One of the strengths of the study was in the study design, which specifically examined outcomes with one variable: number of cardiologists present. However, one of the problems is that the outcomes of those suffering from heart failure or cardiac arrest may not be dependent on care delivered by cardiologists at all since general medicine and other medical specialties are often caring for those patients. Also, a reason for the paradoxical outcomes is not really derived from the results, which affects the plausibility of the results.
In-Depth [retrospective cohort]: The study population consisted of Medicare beneficiaries 65 years or older who were admitted to the hospital between 2002 and 2011 with a primary diagnosis of acute myocardial infarction (AMI), heart failure, or cardiac arrest.

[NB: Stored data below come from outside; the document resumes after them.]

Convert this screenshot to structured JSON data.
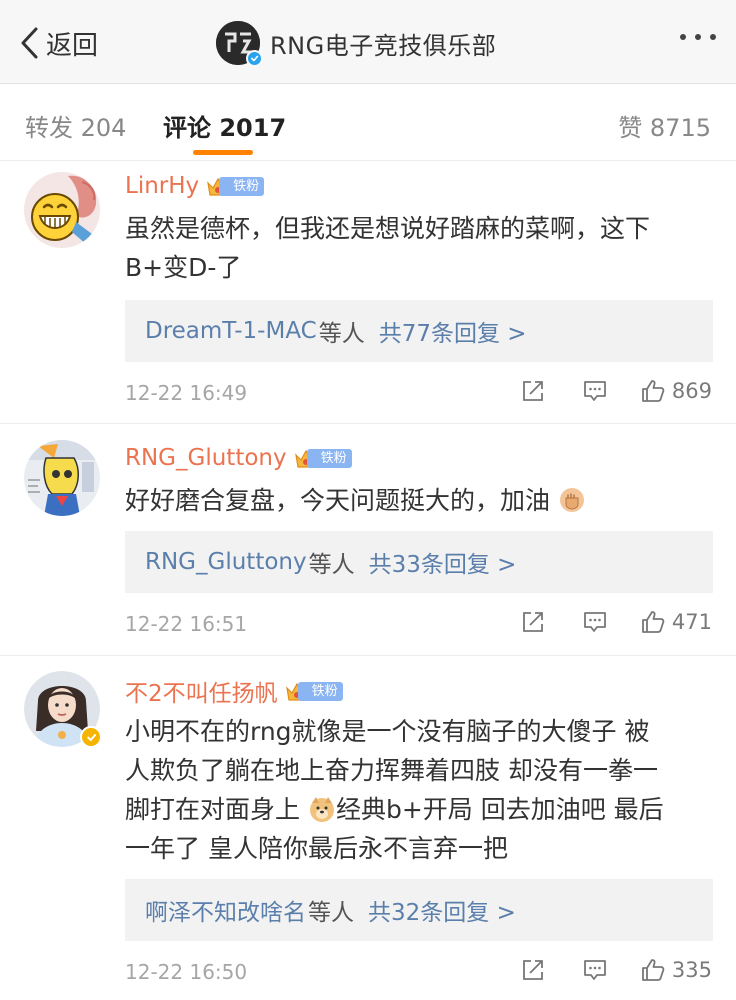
{
  "header": {
    "back_label": "返回",
    "title": "RNG电子竞技俱乐部",
    "avatar_text": "⨼",
    "more_icon": "ellipsis-icon"
  },
  "tabs": {
    "repost": "转发 204",
    "comment": "评论 2017",
    "likes": "赞 8715",
    "active_color": "#ff8200"
  },
  "colors": {
    "username": "#eb7350",
    "link": "#5b7fab",
    "fan_badge": "#8ab4f2",
    "verified": "#f5b400"
  },
  "comments": [
    {
      "user": "LinrHy",
      "badge": "铁粉",
      "text_lines": [
        "虽然是德杯，但我还是想说好踏麻的菜啊，这下",
        "B+变D-了"
      ],
      "reply_users": "DreamT-1-MAC",
      "reply_etc": "等人",
      "reply_count": "共77条回复 >",
      "time": "12-22 16:49",
      "likes": "869"
    },
    {
      "user": "RNG_Gluttony",
      "badge": "铁粉",
      "text_lines": [
        "好好磨合复盘，今天问题挺大的，加油"
      ],
      "reply_users": "RNG_Gluttony",
      "reply_etc": "等人",
      "reply_count": "共33条回复 >",
      "time": "12-22 16:51",
      "likes": "471"
    },
    {
      "user": "不2不叫任扬帆",
      "badge": "铁粉",
      "text_lines": [
        "小明不在的rng就像是一个没有脑子的大傻子 被",
        "人欺负了躺在地上奋力挥舞着四肢 却没有一拳一",
        "脚打在对面身上",
        "经典b+开局 回去加油吧 最后",
        "一年了 皇人陪你最后永不言弃一把"
      ],
      "reply_users": "啊泽不知改啥名",
      "reply_etc": "等人",
      "reply_count": "共32条回复 >",
      "time": "12-22 16:50",
      "likes": "335"
    }
  ]
}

The conferences considered were the American College of Cardiology (ACC) and American Heart Association (AHA) national meetings. The patients were separated based on admission dates during the time of the two meetings (exposure group) compared to non-meeting times (control group). Major teaching hospitals (identified based on number of residents present) were separated from non-teaching hospitals. The primary outcome was risk-adjusted, all-cause 30-day mortality in the exposure and control groups. Secondary outcomes included time to various invasive cardiac procedures based on initial diagnosis, length of stay, and hospital charges.
After adjustments, high-risk patients with cardiac arrest or heart failure admitted to teaching hospitals in the exposure group had a significantly lower 30-day mortality rate compared to the control group (heart failure, 17.5% vs. 24.8%, P<0.001; cardiac arrest, 59.1% vs. 69.4%, P=0.01). There was no such difference identified for patients admitted for AMI. No difference was identified for any low-risk patients, or among high- or low-risk patients admitted to a non-teaching hospital. In regards to medical utilization, length of stay, and hospital charges, only a difference in PCI for high-risk AMI at teaching hospitals was identified. The exposure group had lower PCI rates than the control group (20.8% vs. 28.2%, P=0.02). However, as stated above, outcomes were not affected despite this difference.